George的耳根烧了起来,“我才没有那么说。”
“你绝对说了,”他得意地戳穿他,脸上是藏也藏不住的幼稚和神气。“我记得一清二楚好不好。”
George伸手用力地推了他一把,“你少他妈在那放屁。”
Max龇牙咧嘴,夸张地揉着自己刚刚被George碰到的地方,装作很痛的样子。“天啊,Russell,你什么时候变得这么咄咄逼人了?”
一瞬间,两个人都听到了来自卡塔尔的回响。往日如利剑般伤人的话语如今竟成了彼此间脱口而出的玩笑。
然后George轻轻地用肩膀撞了他一下,刻意绷着声音,“Two-faced.”
Max不甘示弱,也撞了回去,“Borderline violent.”嘴角出卖了他。
两人不约而同地大笑起来,好像有什么东西在清晨的微风中飘散了。
而这一刻——仅仅是这一刻,他们终于能够顺畅地呼吸。
没一会儿,笑声平息了,George率先冷静了下来。
“总之,”他说道,声音恢复了往日的沉着,“现在就探讨明年的席位问题毫无意义。眼下我们最重要的事情是还你一份清白。而国际汽联的那帮人今天绝不会轻而易举地放过你。”
现在Max脸上的笑容也完全消失了,沉重的现实如海浪般再次扑来。
George又往Max身边靠了靠,语气里再无半点戏谑。“记住,不管他们提出怎样刁钻的问题,不管他们怎样变着法子向你施压,别被他们牵着鼻子走。你只需要知道他们手上只有一张你穿着自己的队服在酒店附近散步的照片,你没有犯罪。不要跳进他们的陷阱里,按照自己的节奏来。”
Max的眉头皱了皱,安静地听着。
“你要知道,”George继续说道,“他们的目标就是把你塑造成罪犯。你的每一次口误都会被他们抓住,然后大做文章。所以,你不要辩解,更不要反驳。你就陈述事实,剩下的交给我。”
他看向Max的眼睛,“明白了吗?”
而Max严肃地点点头,“明白。”
国际汽联总部四面都是玻璃幕墙,它像一颗被精心打磨过的宝石镶嵌在大地上,象征着至高无上的权力。大门前的金属路障后,正挤着一群疯狂的记者们。训练有素的安保人员挥手示意他们赶紧通过,使他们免于那些闪光灯的追杀。但George依旧能感觉到,那一双双眼睛,一个个摄像头都对准了他,想从他身上撕下一块肉来。

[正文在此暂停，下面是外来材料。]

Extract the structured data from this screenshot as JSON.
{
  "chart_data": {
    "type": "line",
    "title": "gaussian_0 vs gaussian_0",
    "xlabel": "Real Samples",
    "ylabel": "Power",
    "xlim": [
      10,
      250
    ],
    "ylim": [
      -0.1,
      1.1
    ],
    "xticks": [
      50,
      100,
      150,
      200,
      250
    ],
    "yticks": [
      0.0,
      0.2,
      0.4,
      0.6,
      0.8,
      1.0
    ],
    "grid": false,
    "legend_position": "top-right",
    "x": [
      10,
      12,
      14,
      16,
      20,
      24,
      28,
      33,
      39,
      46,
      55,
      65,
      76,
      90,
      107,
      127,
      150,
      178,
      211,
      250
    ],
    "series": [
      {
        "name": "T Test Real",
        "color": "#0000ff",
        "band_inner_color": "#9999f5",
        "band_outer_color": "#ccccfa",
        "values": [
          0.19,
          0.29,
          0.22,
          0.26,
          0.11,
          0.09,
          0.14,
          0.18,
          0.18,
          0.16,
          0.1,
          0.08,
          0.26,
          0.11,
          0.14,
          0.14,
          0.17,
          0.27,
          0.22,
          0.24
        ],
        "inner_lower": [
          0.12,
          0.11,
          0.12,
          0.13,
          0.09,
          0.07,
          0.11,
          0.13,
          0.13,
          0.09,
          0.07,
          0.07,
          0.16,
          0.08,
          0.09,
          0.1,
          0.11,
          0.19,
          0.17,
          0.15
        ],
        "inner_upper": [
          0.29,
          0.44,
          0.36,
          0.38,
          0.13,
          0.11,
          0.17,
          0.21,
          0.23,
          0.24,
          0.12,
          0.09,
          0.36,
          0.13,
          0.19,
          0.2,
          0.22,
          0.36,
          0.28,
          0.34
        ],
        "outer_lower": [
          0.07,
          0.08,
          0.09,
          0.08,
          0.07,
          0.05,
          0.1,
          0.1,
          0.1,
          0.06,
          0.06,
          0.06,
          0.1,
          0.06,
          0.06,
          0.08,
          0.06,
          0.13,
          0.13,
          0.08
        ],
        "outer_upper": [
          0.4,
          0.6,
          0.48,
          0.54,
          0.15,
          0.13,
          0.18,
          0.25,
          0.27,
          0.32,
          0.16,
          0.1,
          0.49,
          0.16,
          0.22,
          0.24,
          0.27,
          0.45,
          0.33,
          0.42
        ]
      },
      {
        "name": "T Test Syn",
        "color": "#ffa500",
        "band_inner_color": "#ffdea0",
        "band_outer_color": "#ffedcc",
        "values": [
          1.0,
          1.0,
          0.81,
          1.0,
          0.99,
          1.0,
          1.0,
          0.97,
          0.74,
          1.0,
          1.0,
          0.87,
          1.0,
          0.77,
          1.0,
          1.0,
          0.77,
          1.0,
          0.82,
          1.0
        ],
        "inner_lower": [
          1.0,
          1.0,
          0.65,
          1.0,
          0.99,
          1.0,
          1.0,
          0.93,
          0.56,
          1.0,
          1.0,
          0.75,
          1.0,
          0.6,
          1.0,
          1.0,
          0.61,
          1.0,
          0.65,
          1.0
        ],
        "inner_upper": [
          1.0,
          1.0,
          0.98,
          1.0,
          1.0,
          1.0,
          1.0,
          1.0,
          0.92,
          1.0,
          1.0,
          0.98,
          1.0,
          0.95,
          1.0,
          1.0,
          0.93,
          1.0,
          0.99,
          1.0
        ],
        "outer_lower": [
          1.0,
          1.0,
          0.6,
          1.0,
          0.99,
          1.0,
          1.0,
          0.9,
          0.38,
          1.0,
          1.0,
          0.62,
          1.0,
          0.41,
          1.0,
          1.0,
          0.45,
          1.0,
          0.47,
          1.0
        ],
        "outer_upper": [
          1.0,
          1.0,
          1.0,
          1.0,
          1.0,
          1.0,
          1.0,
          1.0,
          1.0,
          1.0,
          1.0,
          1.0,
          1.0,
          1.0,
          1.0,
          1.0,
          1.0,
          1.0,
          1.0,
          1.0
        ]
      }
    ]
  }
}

他走在Max的身旁,手里还拎着公文包,俨然是一副大律师的模样。他昂首挺胸,器宇轩昂,没给那些虎视眈眈的镜头任何可乘之机。就在离大门仅两步之遥时,George忽然刹住了脚步。
一个大胆的猜想犹如当头一棒猛地敲向了他——那个在他和Toto对峙后,便一直隐隐约约盘旋在他意识深处的念头,或许正是他苦苦寻觅已久的破局的关键。
也许——
他的心跳开始加快。
Max有点不解地看向他,“George?”
George骤然将目光锁定在Max脸上,这突如其来的压迫感让Max不禁后退了半步。George的声音很低很低,只有他们两个人才能听到,“Max——我得去个地方。你先进去,我会尽快回来。”
Max的心陡然提到了嗓子眼,“什么?去哪——你究竟要——不,我跟你一起去。”
George立刻摇了摇头,他已经开始向后走去,脑中飞快地闪过各种可能性,“不行,你不能迟到,不能让他们抓到更多的把柄。赶紧进去吧,记住我说的话,别接受他们开出的任何条件,别脑子一热就妥协了。拖延时间,能拖多久拖多久,等我回来。”
“George——”
来不及了,George在离开前最后抛下了一句话:“尽量帮我多争取点时间,晚点我再跟你解释。”
话音刚落,他就迈开步子跑了起来,很快就消失在了街道尽头。只留下Max手足无措地站在国际汽联总部门口的台阶上——他即将独自一人踏入眼前的火坑。而曾经许诺会站在他身边的人,此时已不见踪影。
国际汽联总部的那扇玻璃大门在Max身后砰地一声关上了,将他与外界彻底隔绝。
他向B会议厅走去,空旷的大理石厅堂里,此刻只有他一个人的脚步声。他的每根神经都像通了电一样在他皮肤下滋滋作响,连他的手心都止不住地发痒。
到底是什么重要的事,让他急得一刻都等不了?
Max的牙关死死扣在一起。George那个白痴,昨天深更半夜还偷偷溜出去见Toto——好笑,这他妈和在孤立无援的情况下跑到蛇窝里掏蛇蛋有什么区别?Max火冒三丈,越想越气,连血液都要沸腾起来。光是想到Toto那张全是褶子的老脸都让他想吐,George还非得自己跑去看,还是半夜,还是一个人,他脑子里到底装的什么?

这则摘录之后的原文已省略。